Google’ın reklam teknolojileri alanındaki tekel oluşturduğu iddiasıyla açılan davada ikinci aşama tamamlanırken, davaya bakan ABD Federal Yargıcı Leonie Brinkema tarafları uzlaşmaya davet etti. On günden fazla süren duruşmaların ardından Brinkema, hem Adalet Bakanlığı’na (DOJ) hem de Google avukatlarına seslenerek, davayı uzlaşma yoluyla çözme arzusunu dile getirdi.
Nisan ayında verdiği kararda, Google’ın yayıncı reklam sunucuları ve reklam borsası pazarında yasa dışı tekel oluşturduğuna ve ürünlerini birbirine bağlayarak rekabeti engellediğine hükmeden Brinkema, şimdi rekabetin yeniden sağlanması için hangi yapısal adımların atılacağına dair karmaşık bir süreçle karşı karşıya.
Taraflar arasında uzlaşma belirtisi bulunmazken, DOJ duruşmaların sonunda Google’ın AdX reklam borsasının satılmasını, DFP reklam sunucusunun içindeki karar algoritmalarının açık kaynak yapılmasını ve gerekirse DFP’nin kalan kısmının da satışa çıkarılmasını talep etti.
Google ise pazarın yeniden yapılandırılması yerine, belirli davranışsal kısıtlamaları ve teknolojik çalışma biçiminde değişiklikleri içeren bir dizi öneri sundu. Şirket, bu önlemlerin reklamverenlerin ve yayıncıların sorunlarını çözeceğini iddia ediyor.

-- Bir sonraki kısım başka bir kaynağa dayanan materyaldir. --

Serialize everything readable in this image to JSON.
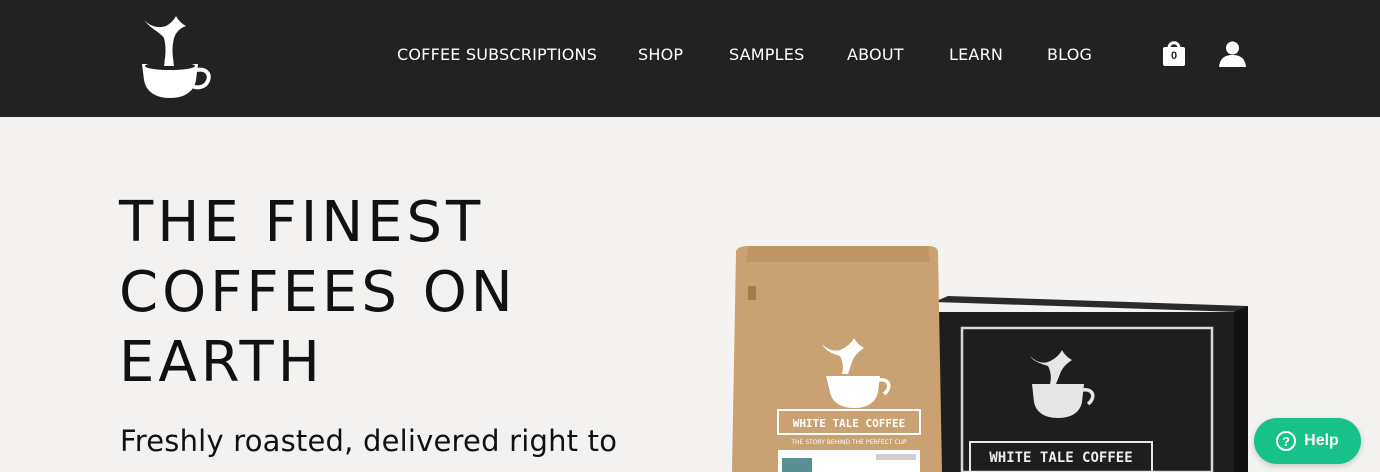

Uzlaşma sağlanamaması durumunda Brinkema, Google’ın arama tekel davasında Yargıç Amit Mehta’nın karşılaştığı benzer bir durumla karşılaşabilir. Mehta, arama motoru davasındaki nihai kararında temkinli davranmış ve Google’ın Chrome tarayıcısının bölünmesine gitmemişti.
Brinkema’nın da benzer bir karar verip vermeyeceği henüz belirsizliğini koruyor. Ancak yaptığı açıklamalar, Google davasının yanı sıra Live Nation, Apple ve Amazon gibi büyük teknoloji şirketlerine karşı devam eden diğer antitröst davalarının da benzer zorluklarla karşılaşabileceğine işaret ediyor.
Son yıllarda ABD’de teknoloji devlerine karşı açılan tekel davaları, son 20 yılda bir ilk olarak dikkat çekiyor. Mehta ve Brinkema’nın kararları, hükümetin açtığı davalarda teknoloji şirketlerini yasa dışı tekel ilan eden ilk yargı kararları oldu. Mahkemeler, rekabete aykırı uygulamaları karmaşık teknik altyapılar, kod satırları ve veri yığınları arasında tespit etmeyi başardı.
Ancak yasa ihlalini tespit etmek, bozulmuş bir piyasayı yeniden tasarlamaktan daha zorlu bir süreç. Duruşmalarda hükümetin uzman tanıkları, Google’ın reklam teknolojilerini bölmenin teknik olarak mümkün olduğunu ve işlevselliğin zarar görmeyeceğini iddia ederken, Google’ın uzmanları ise bunun aşırı derecede zor olacağını ve mevcut sistemin yerini tutacak bir çözümün garanti edilemeyeceğini savundu.
Yargıç Brinkema, yapısal bir ayrıştırmaya gitmemesi halinde bile, Google’ın davranışsal yükümlülüklere uyumunu denetleyecek bağımsız bir gözlemci atayabileceğini belirtti. Ancak yanlış bir adımın süreci başarısız kılabileceğinden endişe duyuyor. Brinkema, atanacak bir gözlemcinin tarafsızlığının kritik önem taşıdığını vurgulayarak, verilecek nihai kararın uygulanabilir olmasının önemine dikkat çekti.
Google ve Adalet Bakanlığı arasındaki anlaşmazlıklar devam ederken, teknoloji sektöründeki diğer büyük şirketlere yönelik davaların geleceği de bu kararın nasıl şekilleneceğine bağlı olacak. ABD, önümüzdeki dönemde Apple, Live Nation, Meta ve Amazon’a karşı açılan antitröst davalarında yeni yargı süreçlerine hazırlanıyor.